The pandemic has brought the health systems of Brazilian states to near collapse, with hospitals watching their ICU beds fill up and stocks of oxygen required for assisted breathing dwindle. Most of the states in recent days adopted measures to restrict activity, over the fierce resistance of Brazilian President Jair Bolsonaro.
Public health experts and economists have said Bolsonaro is presenting a false choice between preserving health and economic well-being.
On Tuesday, cardiologist Marcelo Queiroga was sworn in as health minister, becoming the fourth person to occupy the post since the beginning of the health crisis. He replaced active-duty army Gen. Eduardo Pazuello.
INDIANAPOLIS — Indiana’s governor plans to lift the statewide mask mandate and remaining coronavirus business restrictions in two weeks.
Republican Gov. Eric Holcomb says the state’s steep declines in coronavirus hospitalization and deaths rates, along with the growing number of people fully vaccinated, justify the steps starting April 6.
Holcomb says he hoped the state was seeing the “tail end of this pandemic” that has killed nearly 13,000 people in the state.
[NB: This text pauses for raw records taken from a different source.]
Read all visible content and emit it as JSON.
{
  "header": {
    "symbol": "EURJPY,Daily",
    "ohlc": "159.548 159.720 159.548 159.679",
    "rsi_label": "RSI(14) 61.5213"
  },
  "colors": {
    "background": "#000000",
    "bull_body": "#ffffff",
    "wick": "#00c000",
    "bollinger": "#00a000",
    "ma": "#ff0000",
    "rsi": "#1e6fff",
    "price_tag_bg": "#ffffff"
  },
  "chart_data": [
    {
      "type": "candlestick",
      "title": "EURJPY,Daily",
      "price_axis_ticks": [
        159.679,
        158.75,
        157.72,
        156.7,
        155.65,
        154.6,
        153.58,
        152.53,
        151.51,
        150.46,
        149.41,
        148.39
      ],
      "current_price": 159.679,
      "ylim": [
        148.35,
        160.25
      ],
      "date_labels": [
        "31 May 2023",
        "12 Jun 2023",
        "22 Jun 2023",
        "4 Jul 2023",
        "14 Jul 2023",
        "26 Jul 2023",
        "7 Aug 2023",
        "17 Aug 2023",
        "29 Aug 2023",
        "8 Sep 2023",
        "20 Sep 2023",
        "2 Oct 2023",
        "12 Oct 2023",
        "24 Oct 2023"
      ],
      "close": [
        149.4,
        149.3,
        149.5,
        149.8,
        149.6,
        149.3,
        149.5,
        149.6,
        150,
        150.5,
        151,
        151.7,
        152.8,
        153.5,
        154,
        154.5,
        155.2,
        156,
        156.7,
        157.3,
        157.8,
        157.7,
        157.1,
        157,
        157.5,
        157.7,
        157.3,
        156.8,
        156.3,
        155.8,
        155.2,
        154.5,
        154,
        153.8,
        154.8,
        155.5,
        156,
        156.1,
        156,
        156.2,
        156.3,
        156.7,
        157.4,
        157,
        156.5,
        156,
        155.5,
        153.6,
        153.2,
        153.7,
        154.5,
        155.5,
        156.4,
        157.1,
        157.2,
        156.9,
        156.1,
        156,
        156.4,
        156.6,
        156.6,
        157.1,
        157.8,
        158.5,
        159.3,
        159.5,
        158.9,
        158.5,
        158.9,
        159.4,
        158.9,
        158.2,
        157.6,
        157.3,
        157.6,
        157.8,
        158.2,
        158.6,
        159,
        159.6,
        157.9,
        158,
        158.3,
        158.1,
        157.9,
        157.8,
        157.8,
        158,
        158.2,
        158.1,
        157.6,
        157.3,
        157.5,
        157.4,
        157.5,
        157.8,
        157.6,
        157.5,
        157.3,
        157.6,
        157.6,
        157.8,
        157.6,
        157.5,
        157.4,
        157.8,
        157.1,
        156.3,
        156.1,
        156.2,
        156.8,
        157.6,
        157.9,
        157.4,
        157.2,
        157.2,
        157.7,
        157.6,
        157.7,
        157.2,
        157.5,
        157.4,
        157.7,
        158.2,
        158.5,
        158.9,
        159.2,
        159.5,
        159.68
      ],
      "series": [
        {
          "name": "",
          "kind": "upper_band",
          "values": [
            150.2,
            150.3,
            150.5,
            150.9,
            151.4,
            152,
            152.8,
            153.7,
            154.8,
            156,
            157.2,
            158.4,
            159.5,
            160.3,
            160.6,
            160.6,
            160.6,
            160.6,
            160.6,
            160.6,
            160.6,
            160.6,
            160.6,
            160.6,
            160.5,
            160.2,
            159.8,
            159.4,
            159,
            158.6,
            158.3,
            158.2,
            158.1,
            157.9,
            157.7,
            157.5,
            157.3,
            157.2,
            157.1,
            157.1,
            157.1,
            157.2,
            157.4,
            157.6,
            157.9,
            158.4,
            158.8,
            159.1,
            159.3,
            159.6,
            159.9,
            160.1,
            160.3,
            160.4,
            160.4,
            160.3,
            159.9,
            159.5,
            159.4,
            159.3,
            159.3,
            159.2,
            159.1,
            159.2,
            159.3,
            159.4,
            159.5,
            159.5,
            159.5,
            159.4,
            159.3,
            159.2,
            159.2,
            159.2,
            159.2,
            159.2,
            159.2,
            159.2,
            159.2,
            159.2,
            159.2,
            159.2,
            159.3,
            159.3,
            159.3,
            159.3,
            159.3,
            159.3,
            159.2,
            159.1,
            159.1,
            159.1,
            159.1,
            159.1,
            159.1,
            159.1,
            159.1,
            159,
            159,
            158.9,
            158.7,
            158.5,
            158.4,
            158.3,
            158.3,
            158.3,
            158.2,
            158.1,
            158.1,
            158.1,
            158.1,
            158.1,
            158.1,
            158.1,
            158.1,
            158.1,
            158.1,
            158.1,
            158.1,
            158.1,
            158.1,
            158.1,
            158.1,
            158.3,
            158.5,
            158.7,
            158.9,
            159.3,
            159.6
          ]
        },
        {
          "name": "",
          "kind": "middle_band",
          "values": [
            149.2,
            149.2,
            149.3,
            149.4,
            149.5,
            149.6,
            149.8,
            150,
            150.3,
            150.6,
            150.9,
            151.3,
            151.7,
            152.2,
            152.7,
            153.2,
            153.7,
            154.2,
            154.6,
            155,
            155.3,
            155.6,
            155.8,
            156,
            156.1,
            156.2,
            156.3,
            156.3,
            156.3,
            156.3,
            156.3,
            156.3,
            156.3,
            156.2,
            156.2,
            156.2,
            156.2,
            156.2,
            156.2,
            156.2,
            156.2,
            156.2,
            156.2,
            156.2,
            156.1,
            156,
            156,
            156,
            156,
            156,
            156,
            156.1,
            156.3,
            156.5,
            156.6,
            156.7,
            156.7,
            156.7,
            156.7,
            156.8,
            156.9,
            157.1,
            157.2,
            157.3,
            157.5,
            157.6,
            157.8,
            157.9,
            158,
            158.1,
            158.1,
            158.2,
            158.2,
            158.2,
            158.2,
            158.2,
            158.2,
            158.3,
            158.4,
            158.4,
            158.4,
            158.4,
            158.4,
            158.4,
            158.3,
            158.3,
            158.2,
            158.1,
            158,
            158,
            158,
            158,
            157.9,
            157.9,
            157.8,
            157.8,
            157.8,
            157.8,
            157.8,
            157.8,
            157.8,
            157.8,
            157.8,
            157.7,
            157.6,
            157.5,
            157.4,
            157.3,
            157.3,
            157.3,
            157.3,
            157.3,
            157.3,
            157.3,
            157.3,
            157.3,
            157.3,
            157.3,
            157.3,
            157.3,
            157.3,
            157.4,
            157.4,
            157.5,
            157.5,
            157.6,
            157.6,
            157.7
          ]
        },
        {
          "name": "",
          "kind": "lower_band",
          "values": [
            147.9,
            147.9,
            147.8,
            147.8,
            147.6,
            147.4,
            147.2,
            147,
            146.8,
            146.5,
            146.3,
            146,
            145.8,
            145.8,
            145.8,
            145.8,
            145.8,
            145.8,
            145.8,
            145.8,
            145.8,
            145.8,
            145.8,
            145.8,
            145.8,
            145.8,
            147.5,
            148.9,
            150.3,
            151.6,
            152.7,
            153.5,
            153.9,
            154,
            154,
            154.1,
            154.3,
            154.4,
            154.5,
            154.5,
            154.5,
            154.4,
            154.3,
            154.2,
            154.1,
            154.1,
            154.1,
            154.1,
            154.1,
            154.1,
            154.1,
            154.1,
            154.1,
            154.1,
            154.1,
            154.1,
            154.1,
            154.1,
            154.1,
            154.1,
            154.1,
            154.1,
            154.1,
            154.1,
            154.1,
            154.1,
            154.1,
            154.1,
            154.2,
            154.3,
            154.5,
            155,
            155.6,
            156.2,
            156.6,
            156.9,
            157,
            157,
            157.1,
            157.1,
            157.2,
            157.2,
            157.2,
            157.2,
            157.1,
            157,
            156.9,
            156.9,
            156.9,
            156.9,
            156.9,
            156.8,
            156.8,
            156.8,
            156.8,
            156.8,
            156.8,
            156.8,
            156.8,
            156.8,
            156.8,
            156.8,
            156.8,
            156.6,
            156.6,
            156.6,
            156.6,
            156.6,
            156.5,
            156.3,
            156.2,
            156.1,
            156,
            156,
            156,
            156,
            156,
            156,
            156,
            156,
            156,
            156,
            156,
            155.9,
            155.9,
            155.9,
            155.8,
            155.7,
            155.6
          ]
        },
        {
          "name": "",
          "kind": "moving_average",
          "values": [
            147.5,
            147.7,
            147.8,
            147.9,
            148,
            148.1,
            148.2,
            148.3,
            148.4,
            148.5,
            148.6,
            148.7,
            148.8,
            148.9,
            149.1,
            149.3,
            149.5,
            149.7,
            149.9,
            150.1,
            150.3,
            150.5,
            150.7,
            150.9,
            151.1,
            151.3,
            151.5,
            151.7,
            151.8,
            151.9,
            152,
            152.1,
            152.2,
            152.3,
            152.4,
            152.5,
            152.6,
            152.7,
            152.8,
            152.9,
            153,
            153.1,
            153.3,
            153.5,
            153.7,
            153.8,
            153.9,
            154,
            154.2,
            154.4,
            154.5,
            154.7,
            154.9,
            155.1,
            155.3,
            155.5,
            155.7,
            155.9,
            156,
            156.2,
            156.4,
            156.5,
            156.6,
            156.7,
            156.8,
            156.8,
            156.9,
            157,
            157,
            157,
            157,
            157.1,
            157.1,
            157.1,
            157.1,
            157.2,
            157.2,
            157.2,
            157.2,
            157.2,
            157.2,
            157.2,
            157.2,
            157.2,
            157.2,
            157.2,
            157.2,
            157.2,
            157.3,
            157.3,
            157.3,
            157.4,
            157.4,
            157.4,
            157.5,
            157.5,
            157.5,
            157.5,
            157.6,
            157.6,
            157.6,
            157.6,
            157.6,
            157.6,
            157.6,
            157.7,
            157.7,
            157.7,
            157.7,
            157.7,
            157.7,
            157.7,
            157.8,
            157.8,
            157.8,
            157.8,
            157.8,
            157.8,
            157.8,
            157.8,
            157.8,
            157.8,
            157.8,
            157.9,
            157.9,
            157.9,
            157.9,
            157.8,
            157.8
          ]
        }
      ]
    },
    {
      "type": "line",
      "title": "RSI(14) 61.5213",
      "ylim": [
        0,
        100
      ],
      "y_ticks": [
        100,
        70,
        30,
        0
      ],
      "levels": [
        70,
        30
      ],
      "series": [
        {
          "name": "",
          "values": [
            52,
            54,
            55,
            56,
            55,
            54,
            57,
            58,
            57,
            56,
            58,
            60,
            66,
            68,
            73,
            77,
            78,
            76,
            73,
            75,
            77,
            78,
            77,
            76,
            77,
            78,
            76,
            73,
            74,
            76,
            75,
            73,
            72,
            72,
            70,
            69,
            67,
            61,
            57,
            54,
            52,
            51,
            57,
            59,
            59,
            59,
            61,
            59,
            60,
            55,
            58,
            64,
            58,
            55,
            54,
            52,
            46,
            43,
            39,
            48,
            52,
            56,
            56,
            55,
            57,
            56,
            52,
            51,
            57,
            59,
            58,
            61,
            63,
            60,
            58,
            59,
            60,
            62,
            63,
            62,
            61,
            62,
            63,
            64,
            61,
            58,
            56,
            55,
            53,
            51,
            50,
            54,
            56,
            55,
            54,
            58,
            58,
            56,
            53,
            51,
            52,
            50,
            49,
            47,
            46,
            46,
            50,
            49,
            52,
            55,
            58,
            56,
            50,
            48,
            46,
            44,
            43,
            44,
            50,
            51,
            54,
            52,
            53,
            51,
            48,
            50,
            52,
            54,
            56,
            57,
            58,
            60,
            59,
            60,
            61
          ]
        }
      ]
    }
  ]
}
Holcomb says local officials would still have the authority to impose tougher restrictions in response to cases in their communities and face mask use would still be required in K-12 schools for the rest of this school year. He urged residents to continue wearing masks in public and bars and restaurants continue to space out their tables.
Holcomb has faced public pressure and from conservative state lawmakers to ease restrictions, especially after Republican governors in Texas and other states have done so recently. But some health experts worry it is premature to lift the statewide restrictions.